On worker shortages, he also said it isn’t accurate to blame older workers who have been retiring. “We are short 2 million workers that would have been coming in from overseas,” Mullarkey said, pointing to immigration restrictions rolled out under the past administration. “That’s put a hole in our workforce.”
Another approach might be for the Fed to consider abandoning its idea that a 2% annual rate of inflation is a “neutral” target.
“What sounds like a Fed commitment to get to 2% inflation is a tough number to get to,” Ma at BMO said, adding that it also risks the central bank “overtightening, by seeing no easy way to bring down inflation other than slowing the economy more than people would probably like to see it slow down.”
On the other hand, from an economic and markets standpoint, “it’s fine to have a little bit higher range of 2% to 3% because of the sticker points of inflation and the tightness of the labor market,” he said. “There’s nothing magical about 2%.”
Although, he doesn’t think the mind-set, at the Fed, is there yet.

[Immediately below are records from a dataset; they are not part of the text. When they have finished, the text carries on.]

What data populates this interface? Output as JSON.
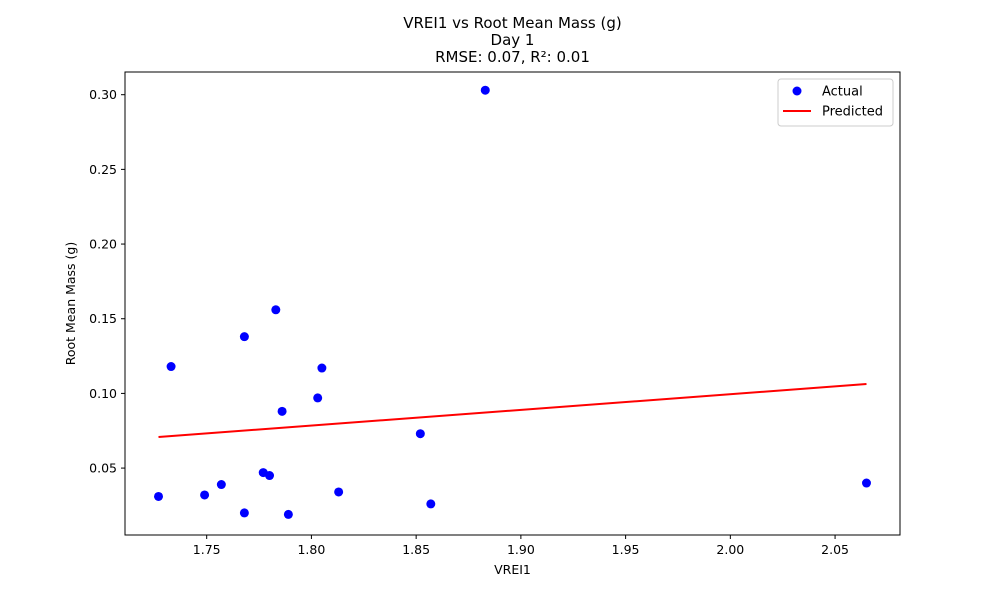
{
  "chart_data": {
    "type": "scatter",
    "title_lines": [
      "VREI1 vs Root Mean Mass (g)",
      "Day 1",
      "RMSE: 0.07, R²: 0.01"
    ],
    "xlabel": "VREI1",
    "ylabel": "Root Mean Mass (g)",
    "xlim": [
      1.711,
      2.081
    ],
    "ylim": [
      0.0052,
      0.3152
    ],
    "xticks": [
      1.75,
      1.8,
      1.85,
      1.9,
      1.95,
      2.0,
      2.05
    ],
    "xtick_labels": [
      "1.75",
      "1.80",
      "1.85",
      "1.90",
      "1.95",
      "2.00",
      "2.05"
    ],
    "yticks": [
      0.05,
      0.1,
      0.15,
      0.2,
      0.25,
      0.3
    ],
    "ytick_labels": [
      "0.05",
      "0.10",
      "0.15",
      "0.20",
      "0.25",
      "0.30"
    ],
    "grid": false,
    "legend": {
      "position": "top-right",
      "entries": [
        {
          "label": "Actual",
          "marker": "circle",
          "color": "#0000ff"
        },
        {
          "label": "Predicted",
          "marker": "line",
          "color": "#ff0000"
        }
      ]
    },
    "series": [
      {
        "name": "Actual",
        "type": "scatter",
        "color": "#0000ff",
        "points": [
          {
            "x": 1.727,
            "y": 0.031
          },
          {
            "x": 1.733,
            "y": 0.118
          },
          {
            "x": 1.749,
            "y": 0.032
          },
          {
            "x": 1.757,
            "y": 0.039
          },
          {
            "x": 1.768,
            "y": 0.02
          },
          {
            "x": 1.768,
            "y": 0.138
          },
          {
            "x": 1.777,
            "y": 0.047
          },
          {
            "x": 1.78,
            "y": 0.045
          },
          {
            "x": 1.783,
            "y": 0.156
          },
          {
            "x": 1.786,
            "y": 0.088
          },
          {
            "x": 1.789,
            "y": 0.019
          },
          {
            "x": 1.803,
            "y": 0.097
          },
          {
            "x": 1.805,
            "y": 0.117
          },
          {
            "x": 1.813,
            "y": 0.034
          },
          {
            "x": 1.852,
            "y": 0.073
          },
          {
            "x": 1.857,
            "y": 0.026
          },
          {
            "x": 1.883,
            "y": 0.303
          },
          {
            "x": 2.065,
            "y": 0.04
          }
        ]
      },
      {
        "name": "Predicted",
        "type": "line",
        "color": "#ff0000",
        "points": [
          {
            "x": 1.727,
            "y": 0.0708
          },
          {
            "x": 2.065,
            "y": 0.1063
          }
        ]
      }
    ]
  }
}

Other economic data on tap for the week ahead is the New York Fed’s 3-year inflation expectations, followed Tuesday by the NFIB small-business index. Then it is Wednesday’s important CPI gauge for July, and Friday’s consumer sentiment reading.

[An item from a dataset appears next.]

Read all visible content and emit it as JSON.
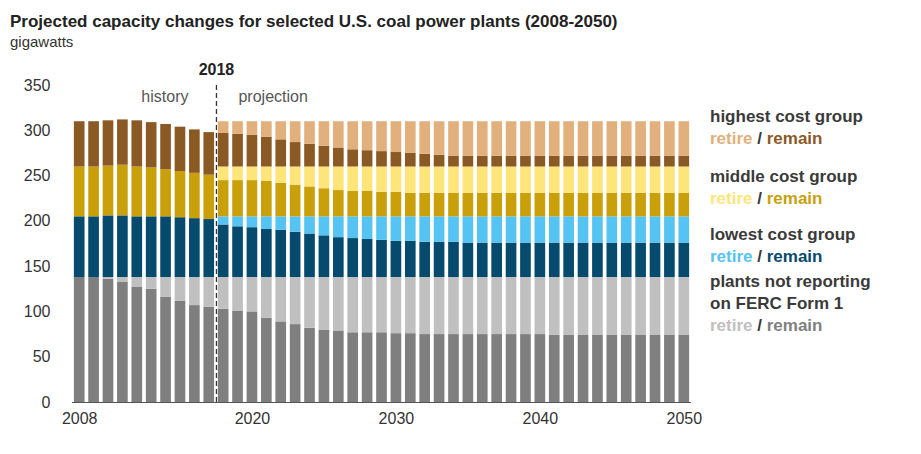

U.S. stocks closed mixed Friday, with the Dow Jones Industrial Average DJIA, +0.23% up 0.2%, but with a 0.1% weekly loss, according to Dow Jones Market Data. The S&P 500 index SPX, -0.16% and Nasdaq Composite COMP, -0.50% booked weekly gains of 0.4% and 2.2%, respectively, both scoring a third straight week of gains and their best such stretch since April 1.